In deze zaak gaat het om de keuzevrijheid van appellante tussen zorg in natura en een persoonsgebonden budget (pgb) op basis van de Wet maatschappelijke ondersteuning (Wmo). Appellante had eerder hulp bij het huishouden ontvangen in natura, maar verzocht in 2014 om een pgb. Het college van burgemeester en wethouders van Rotterdam wees deze aanvraag af, omdat appellante een aanzienlijke schuldenlast had die zij had verzwegen. De rechtbank Rotterdam verklaarde het beroep van appellante ongegrond, wat leidde tot hoger beroep bij de Centrale Raad van Beroep.
De Centrale Raad van Beroep bevestigde de uitspraak van de rechtbank. De Raad oordeelde dat het college zich op het standpunt mocht stellen dat de schuldenproblematiek van appellante een belemmering vormde voor de toekenning van een pgb. Appellante had in 2012 een schuldenlast van € 137.000,- en had onvoldoende openheid van zaken gegeven over haar financiële situatie. De Raad onderschreef de overwegingen van de rechtbank dat er geen aanleiding was voor toepassing van de hardheidsclausule, die zou kunnen leiden tot een uitzondering op de regels omtrent de keuzevrijheid.

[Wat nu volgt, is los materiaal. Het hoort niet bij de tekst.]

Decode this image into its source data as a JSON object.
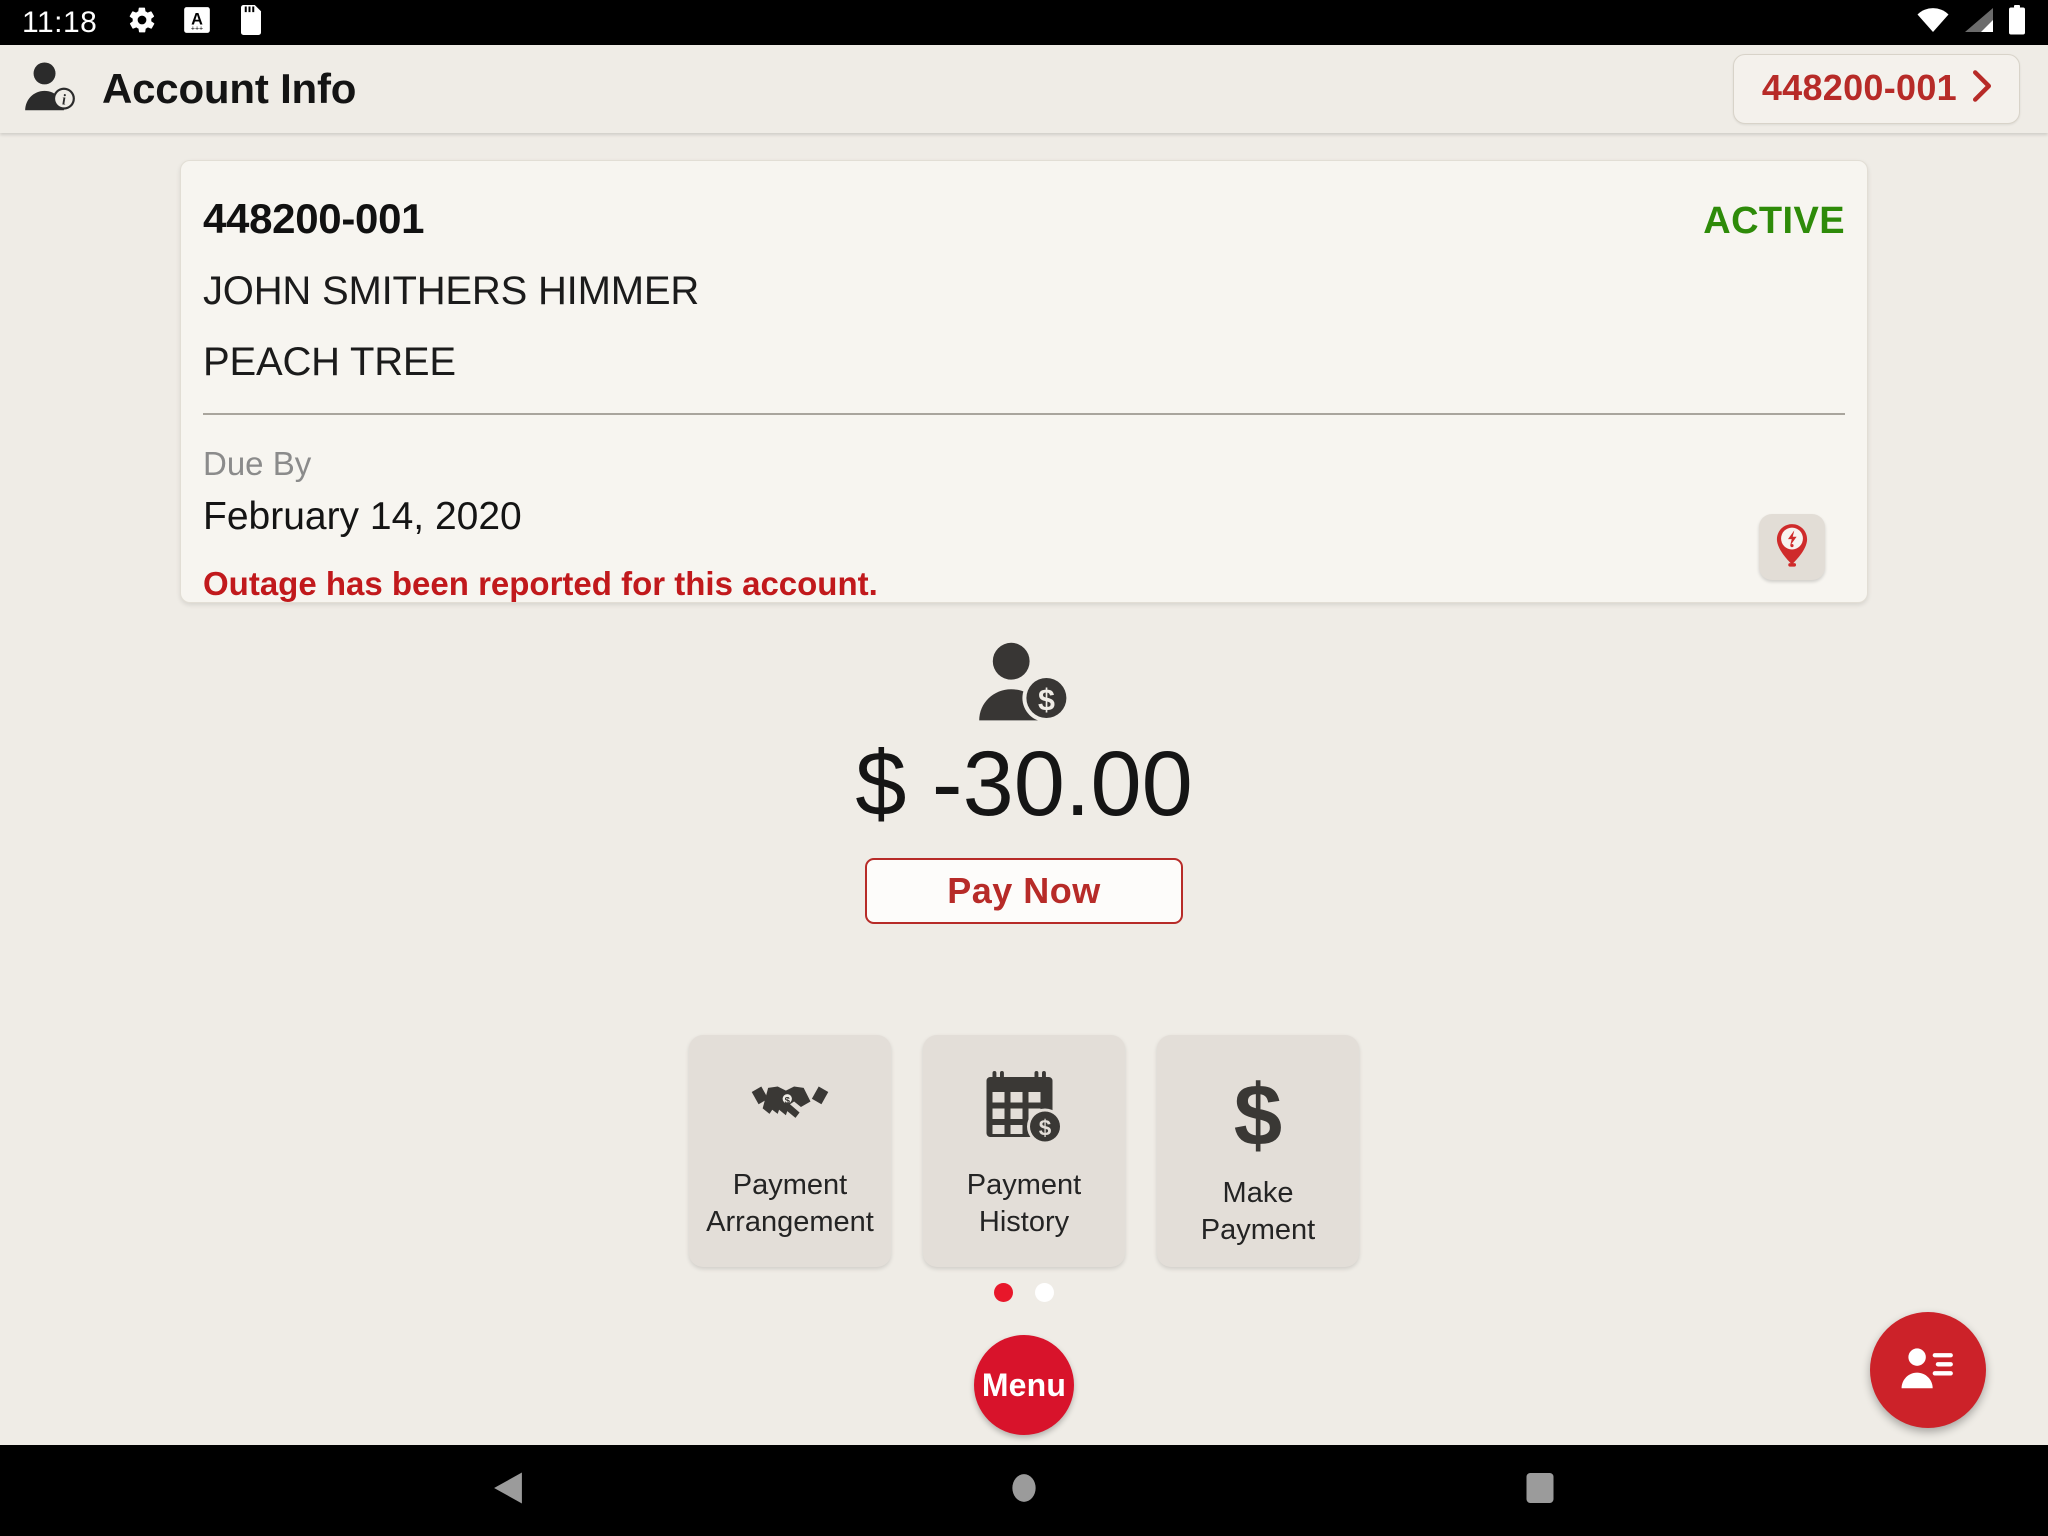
{
  "statusbar": {
    "time": "11:18",
    "left_icons": [
      "gear-icon",
      "font-size-a-icon",
      "sd-card-icon"
    ],
    "right_icons": [
      "wifi-icon",
      "cellular-signal-icon",
      "battery-icon"
    ]
  },
  "appbar": {
    "icon": "account-info-icon",
    "title": "Account Info",
    "account_pill": {
      "label": "448200-001",
      "chevron": "chevron-right-icon",
      "color": "#b72b28"
    }
  },
  "account_card": {
    "account_number": "448200-001",
    "status": "ACTIVE",
    "status_color": "#2e8b09",
    "customer_name": "JOHN SMITHERS HIMMER",
    "customer_address": "PEACH TREE",
    "due_label": "Due By",
    "due_date": "February 14, 2020",
    "outage_message": "Outage has been reported for this account.",
    "outage_message_color": "#c1191c",
    "outage_button_icon": "outage-pin-icon"
  },
  "balance": {
    "icon": "customer-balance-icon",
    "amount": "$ -30.00",
    "pay_now_label": "Pay Now",
    "pay_now_color": "#b72b28"
  },
  "tiles": [
    {
      "icon": "handshake-icon",
      "label_line1": "Payment",
      "label_line2": "Arrangement"
    },
    {
      "icon": "calendar-dollar-icon",
      "label_line1": "Payment",
      "label_line2": "History"
    },
    {
      "icon": "dollar-sign-icon",
      "label_line1": "Make Payment",
      "label_line2": ""
    }
  ],
  "pager": {
    "total": 2,
    "active_index": 0,
    "active_color": "#e8172a",
    "inactive_color": "#ffffff"
  },
  "menu_button": {
    "label": "Menu",
    "color": "#d8132b"
  },
  "contacts_fab": {
    "icon": "contact-list-icon",
    "color": "#cc2229"
  },
  "navbar": {
    "back": "back-triangle-icon",
    "home": "home-circle-icon",
    "recents": "recents-square-icon"
  }
}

De uitspraak benadrukt het belang van transparantie in de financiële situatie van aanvragers van een pgb en de voorwaarden waaronder een pgb kan worden toegekend. De Raad concludeerde dat er overwegende bezwaren waren tegen de toekenning van een pgb aan appellante, en bevestigde de eerdere uitspraak van de rechtbank.